His colleagues and police said he had been feeling unwell during his last shift and was going to go home early but agreed to deliver one last order.
Domino’s Pizza has said it was funding the cost of flying Mr Peiris’s family to the UK in the coming days.
Mr Peiris came from a hard-working family. His father, who worked for a petrochemical plant before his retirement and his mother, a housewife, saved hard for their children’s education and sent him to a well-regarded school in the Sri Lankan capital.

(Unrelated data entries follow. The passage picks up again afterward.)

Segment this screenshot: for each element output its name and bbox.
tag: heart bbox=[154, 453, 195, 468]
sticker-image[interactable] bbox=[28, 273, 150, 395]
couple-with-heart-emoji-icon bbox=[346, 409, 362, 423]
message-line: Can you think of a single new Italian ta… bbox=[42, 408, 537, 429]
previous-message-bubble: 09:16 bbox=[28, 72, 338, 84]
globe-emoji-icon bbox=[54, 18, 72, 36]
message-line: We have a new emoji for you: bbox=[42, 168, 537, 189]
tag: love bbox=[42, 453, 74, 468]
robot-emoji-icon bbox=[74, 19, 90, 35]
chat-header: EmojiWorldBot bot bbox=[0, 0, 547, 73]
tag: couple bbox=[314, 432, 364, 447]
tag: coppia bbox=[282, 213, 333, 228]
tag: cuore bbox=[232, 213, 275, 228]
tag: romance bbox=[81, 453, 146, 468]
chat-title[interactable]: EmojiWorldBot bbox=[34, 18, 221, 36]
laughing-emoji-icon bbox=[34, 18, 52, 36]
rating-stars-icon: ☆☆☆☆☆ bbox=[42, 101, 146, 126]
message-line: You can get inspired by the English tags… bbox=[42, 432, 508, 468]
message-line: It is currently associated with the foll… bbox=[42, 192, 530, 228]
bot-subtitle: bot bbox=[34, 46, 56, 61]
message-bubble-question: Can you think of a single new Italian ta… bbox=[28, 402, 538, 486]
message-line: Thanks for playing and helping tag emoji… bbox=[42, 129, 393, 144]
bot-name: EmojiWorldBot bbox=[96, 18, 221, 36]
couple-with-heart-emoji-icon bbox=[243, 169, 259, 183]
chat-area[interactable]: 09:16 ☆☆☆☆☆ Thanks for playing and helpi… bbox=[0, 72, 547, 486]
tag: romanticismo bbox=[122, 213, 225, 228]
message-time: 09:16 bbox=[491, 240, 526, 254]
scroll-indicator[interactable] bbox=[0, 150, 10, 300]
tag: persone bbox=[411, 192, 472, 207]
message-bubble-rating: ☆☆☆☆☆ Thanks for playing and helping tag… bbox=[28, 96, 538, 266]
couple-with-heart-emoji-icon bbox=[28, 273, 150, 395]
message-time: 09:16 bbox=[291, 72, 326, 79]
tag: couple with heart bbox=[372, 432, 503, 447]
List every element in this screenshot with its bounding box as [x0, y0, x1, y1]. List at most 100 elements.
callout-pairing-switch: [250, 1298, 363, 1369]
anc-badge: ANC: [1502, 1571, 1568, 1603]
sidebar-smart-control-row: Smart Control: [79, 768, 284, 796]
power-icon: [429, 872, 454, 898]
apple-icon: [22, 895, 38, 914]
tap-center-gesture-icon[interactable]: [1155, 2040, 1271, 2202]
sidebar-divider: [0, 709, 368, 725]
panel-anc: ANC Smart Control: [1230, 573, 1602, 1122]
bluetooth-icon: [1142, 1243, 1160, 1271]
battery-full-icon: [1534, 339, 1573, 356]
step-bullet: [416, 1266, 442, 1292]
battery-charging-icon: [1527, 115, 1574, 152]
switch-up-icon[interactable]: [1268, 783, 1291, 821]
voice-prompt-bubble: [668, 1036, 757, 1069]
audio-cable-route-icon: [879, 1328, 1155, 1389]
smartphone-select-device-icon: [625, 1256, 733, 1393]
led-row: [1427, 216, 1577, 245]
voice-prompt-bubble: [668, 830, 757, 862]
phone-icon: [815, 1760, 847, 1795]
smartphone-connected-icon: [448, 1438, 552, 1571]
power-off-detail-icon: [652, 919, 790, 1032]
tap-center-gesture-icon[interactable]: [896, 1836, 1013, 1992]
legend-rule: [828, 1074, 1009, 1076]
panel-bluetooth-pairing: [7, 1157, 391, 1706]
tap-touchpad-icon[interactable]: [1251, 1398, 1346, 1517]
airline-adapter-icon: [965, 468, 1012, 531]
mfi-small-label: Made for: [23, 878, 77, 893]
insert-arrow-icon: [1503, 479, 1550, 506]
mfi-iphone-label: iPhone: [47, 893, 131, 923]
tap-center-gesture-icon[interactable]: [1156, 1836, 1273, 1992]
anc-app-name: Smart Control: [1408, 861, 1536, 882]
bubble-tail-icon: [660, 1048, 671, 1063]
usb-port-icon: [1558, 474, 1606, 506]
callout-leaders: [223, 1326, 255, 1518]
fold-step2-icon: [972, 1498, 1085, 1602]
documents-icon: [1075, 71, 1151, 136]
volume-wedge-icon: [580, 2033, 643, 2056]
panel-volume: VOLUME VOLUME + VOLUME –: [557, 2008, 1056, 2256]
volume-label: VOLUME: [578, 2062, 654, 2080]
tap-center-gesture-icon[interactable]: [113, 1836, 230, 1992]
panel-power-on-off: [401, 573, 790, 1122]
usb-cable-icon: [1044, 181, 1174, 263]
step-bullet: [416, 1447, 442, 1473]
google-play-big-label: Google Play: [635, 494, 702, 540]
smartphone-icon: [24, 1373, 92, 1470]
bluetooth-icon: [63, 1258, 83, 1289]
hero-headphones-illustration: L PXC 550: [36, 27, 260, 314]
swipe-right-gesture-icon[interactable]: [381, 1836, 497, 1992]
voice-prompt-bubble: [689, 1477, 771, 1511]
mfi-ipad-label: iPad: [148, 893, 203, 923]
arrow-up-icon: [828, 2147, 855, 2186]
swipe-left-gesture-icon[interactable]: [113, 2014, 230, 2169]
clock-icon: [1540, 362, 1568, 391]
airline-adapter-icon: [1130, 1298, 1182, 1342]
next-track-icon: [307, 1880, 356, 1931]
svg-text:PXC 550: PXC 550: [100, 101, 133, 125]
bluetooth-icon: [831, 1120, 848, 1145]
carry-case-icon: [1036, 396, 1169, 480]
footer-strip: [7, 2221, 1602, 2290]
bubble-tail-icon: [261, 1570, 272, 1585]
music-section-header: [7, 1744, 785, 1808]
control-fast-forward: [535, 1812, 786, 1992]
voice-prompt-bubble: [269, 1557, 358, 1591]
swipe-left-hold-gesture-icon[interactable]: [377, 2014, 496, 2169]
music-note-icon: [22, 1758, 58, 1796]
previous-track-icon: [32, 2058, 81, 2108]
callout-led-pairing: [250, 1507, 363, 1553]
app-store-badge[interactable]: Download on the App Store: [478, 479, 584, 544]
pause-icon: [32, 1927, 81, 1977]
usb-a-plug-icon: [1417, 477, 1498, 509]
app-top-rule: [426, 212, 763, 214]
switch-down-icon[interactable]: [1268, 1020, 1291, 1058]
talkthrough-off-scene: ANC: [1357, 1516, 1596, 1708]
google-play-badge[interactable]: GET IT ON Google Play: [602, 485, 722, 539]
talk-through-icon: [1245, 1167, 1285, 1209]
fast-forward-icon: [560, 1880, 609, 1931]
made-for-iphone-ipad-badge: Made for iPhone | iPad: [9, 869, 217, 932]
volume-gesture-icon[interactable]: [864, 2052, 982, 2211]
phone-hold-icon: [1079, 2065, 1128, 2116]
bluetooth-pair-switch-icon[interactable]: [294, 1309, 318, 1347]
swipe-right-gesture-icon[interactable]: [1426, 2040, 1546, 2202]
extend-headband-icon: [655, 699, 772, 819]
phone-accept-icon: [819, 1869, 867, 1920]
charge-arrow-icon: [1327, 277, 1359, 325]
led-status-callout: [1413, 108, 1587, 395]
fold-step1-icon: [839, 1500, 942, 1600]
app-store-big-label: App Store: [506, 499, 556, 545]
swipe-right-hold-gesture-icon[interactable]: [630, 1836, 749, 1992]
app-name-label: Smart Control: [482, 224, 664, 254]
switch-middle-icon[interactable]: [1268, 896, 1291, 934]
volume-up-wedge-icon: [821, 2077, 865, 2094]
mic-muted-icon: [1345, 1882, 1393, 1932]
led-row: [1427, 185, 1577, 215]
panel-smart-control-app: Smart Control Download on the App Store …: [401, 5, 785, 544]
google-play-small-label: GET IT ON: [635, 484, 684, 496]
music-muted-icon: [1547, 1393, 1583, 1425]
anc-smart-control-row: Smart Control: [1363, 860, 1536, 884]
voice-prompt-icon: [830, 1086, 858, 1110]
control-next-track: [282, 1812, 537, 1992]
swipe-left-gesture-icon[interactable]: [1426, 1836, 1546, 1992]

After studying IT, Mr Peiris moved to Britain in 2011 to do a ‘top-up’ course required to bring his qualifications up to degree level. He won a place at Sheffield Hallam University, graduating that year with a degree in information technology.
Shortly before his death, he had landed a job as an IT consultant and had been ‘excited’ about starting a career.
On the evening he died, he had told his bosses that he was feeling ill and asked to finish work early. However, he agreed to deliver one last pizza before going home and set off at 9.50pm. When he failed to deliver the order, his colleagues became concerned and set off to find him.
They spotted the company’s Toyota Yaris parked in a residents’ bay near the delivery address at 10.30pm, with Mr Peiris ‘slumped in his vehicle’.
Ravi Marripudi, the manager at Domino’s Pizza, said the branch had received a phone call chasing up the order 15 minutes after Mr Peiris had left to make the delivery. .
‘When another driver came back I sent him down and they found Thavisha,’ said Mr Marripudi.
Mr Peiris shared a house with other Sri Lankans. Hassan Natheer, 25, who lived with him, said: ‘He was a calm and kind person. He just worked hard and did what he was told to do.
‘He didn’t complain or demand anything. He loved the job and he was committed to his work, but he was ready for the next step in his life. We can’t believe he is not with us. We are trying to take it in.’
Sunil de Silva, a friend in Colombo, said: ‘This is so tragic, such a waste of a life. He went to the UK to study at personal cost to his family and to better himself through education.
‘It is so hard to believe that this has happened. He came from a lovely family and he was quiet and hard working, but also very bright with a funny side.’